On ne peut que le remarquer : la démarche de Jeremy Rubin a suscité la polémique et a fait ressurgir les vieux démons du débat sur la scalabilité. Certaines personnes ont été jusqu’à qualifier l’annonce d’« attaque contre Bitcoin ». En quelques jours, la controverse a pris une ampleur telle que beaucoup de personnalités impliquées dans Bitcoin se sont prononcées sur le sujet en s’y opposant, comme Adam Back ou Andreas Antonopoulos, notamment en raison de l’absence de consensus approximatif (rough consensus) sur la question.

Il est néanmoins difficile de qualifier cette démarche d’« attaque » contre Bitcoin : OP_CTV ne viole pas les principes fondamentaux de Bitcoin et Speedy Trial n’est qu’un moyen d’activation parmi d’autres, qui a été précédemment utilisé par Taproot. Cependant, cette activation aurait bel et bien pu provoquer une attaque sur le réseau.

Comme on l’a dit, OP_CTV est un soft fork, une restriction des règles de consensus. De ce fait, si le signalement des mineurs s’était avéré suffisant et si OP_CTV avait été appliqué par une majorité de la puissance de calcul du réseau en novembre, les utilisateurs n’ayant pas accepté ce changement auraient considéré la chaîne appliquant le soft fork comme la plus longue chaîne valide, c’est-à-dire la chaîne à suivre. Ils auraient alors pu constater que des transactions valides selon leurs règles auraient été refusées et que les blocs tentant de les confirmer auraient été ignorés. En d’autres termes, leur chaîne aurait subi une censure active par attaque des 51 %. Car un soft fork pour les uns est une attaque des 51 % pour les autres, et inversement.

Cette attaque aurait pu s’accompagner d’une communication pernicieuse qui aurait insisté sur le fait que le nouveau protocole (incluant OP_CTV) aurait désormais constitué le vrai protocole Bitcoin, illustrant le concept de « soft fork forcé » articulé par Peter Todd en 2016, et négligeant le fait que ce sont les commerçants et utilisateurs qui choisissent en dernier lieu les règles de consensus.

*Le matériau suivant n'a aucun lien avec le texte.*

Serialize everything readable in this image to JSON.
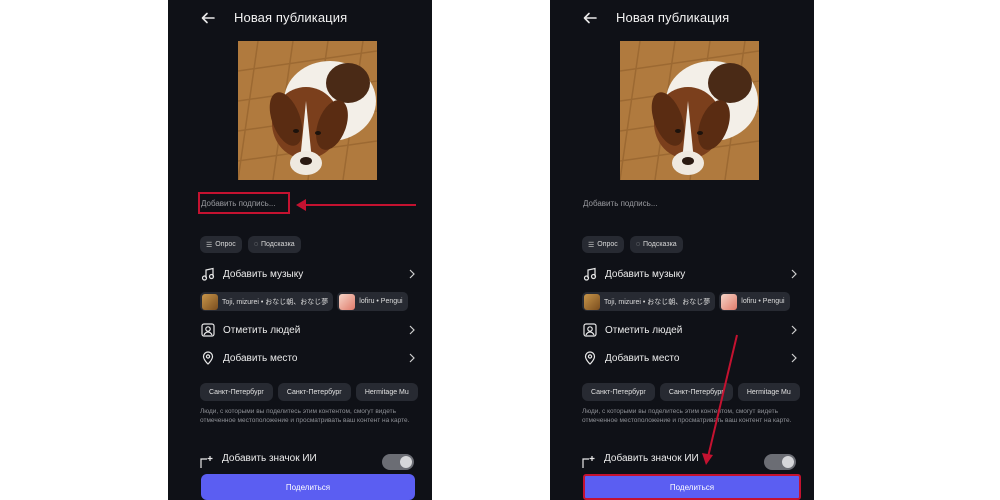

Ainsi, devant le risque d’activation qui pouvait sévèrement impacter l’image de Bitcoin, le développeur Michael Folkson (opposant à OP_CTV depuis longtemps) a proposé le 21 avril un mécanisme concurrent pour contrebalancer le Speedy Trial, qu’il a baptisé l’User Resisted Soft Fork (URSF) en référence à l’User Activated Soft Fork. Ce nouveau soft fork aurait eu pour effet d’invalider automatiquement les blocs signalant le BIP-119 à partir d’un certain seuil de signalement, dans le but d’« empêcher l’activation du soft fork tenté ».

Cette méthode, pour le moins controversée, aurait pu créer une scission (au moins temporaire) de la chaîne : en effet, il est à peu près certain que les mineurs signalant majoritairement une approbation de OP_CTV n’auraient pas appliqué l’URSF, ce qui aurait eu pour effet de créer une nouvelle chaîne (soft fork minoritaire). L’idée semblait donc être de scinder la chaîne temporairement pour échapper à ce qui s’apparentait à de la censure, puis de faire en sorte que la chaîne nouvellement créée devienne économiquement majoritaire et qu’elle invalide l’autre au bout d’un certain temps.

Cependant, cela avait peu de sens si l’on part du principe qu’une une large majorité économique rejetait déjà ce changement. Les mineurs ne sont pas intrinsèquement hostiles à Bitcoin : sauf dans le cas d’intérêts externes (subventions), ils ne cherchent pas à détruire Bitcoin, mais souhaitent à l’inverse préserver leur relation économique avec les utilisateurs, qui valorisent l’unité de compte et qui paient des frais. Une activation de OP_CTV qui n’aurait pas été largement consentie aurait mené à une grande instabilité et donc probablement à une baisse des revenus miniers. Ainsi, au vu de la controverse, il était très peu probable que les mineurs prennent le risque d’activer OP_CTV.

Était-ce un coup de publicité ?

Dès lors qu’on réfléchit un peu à cette polémique, on comprend que les chances de Jeremy Rubin d’intégrer OP_CTV au protocole Bitcoin étaient très minces. Alors pourquoi avoir entrepris cette démarche controversée ?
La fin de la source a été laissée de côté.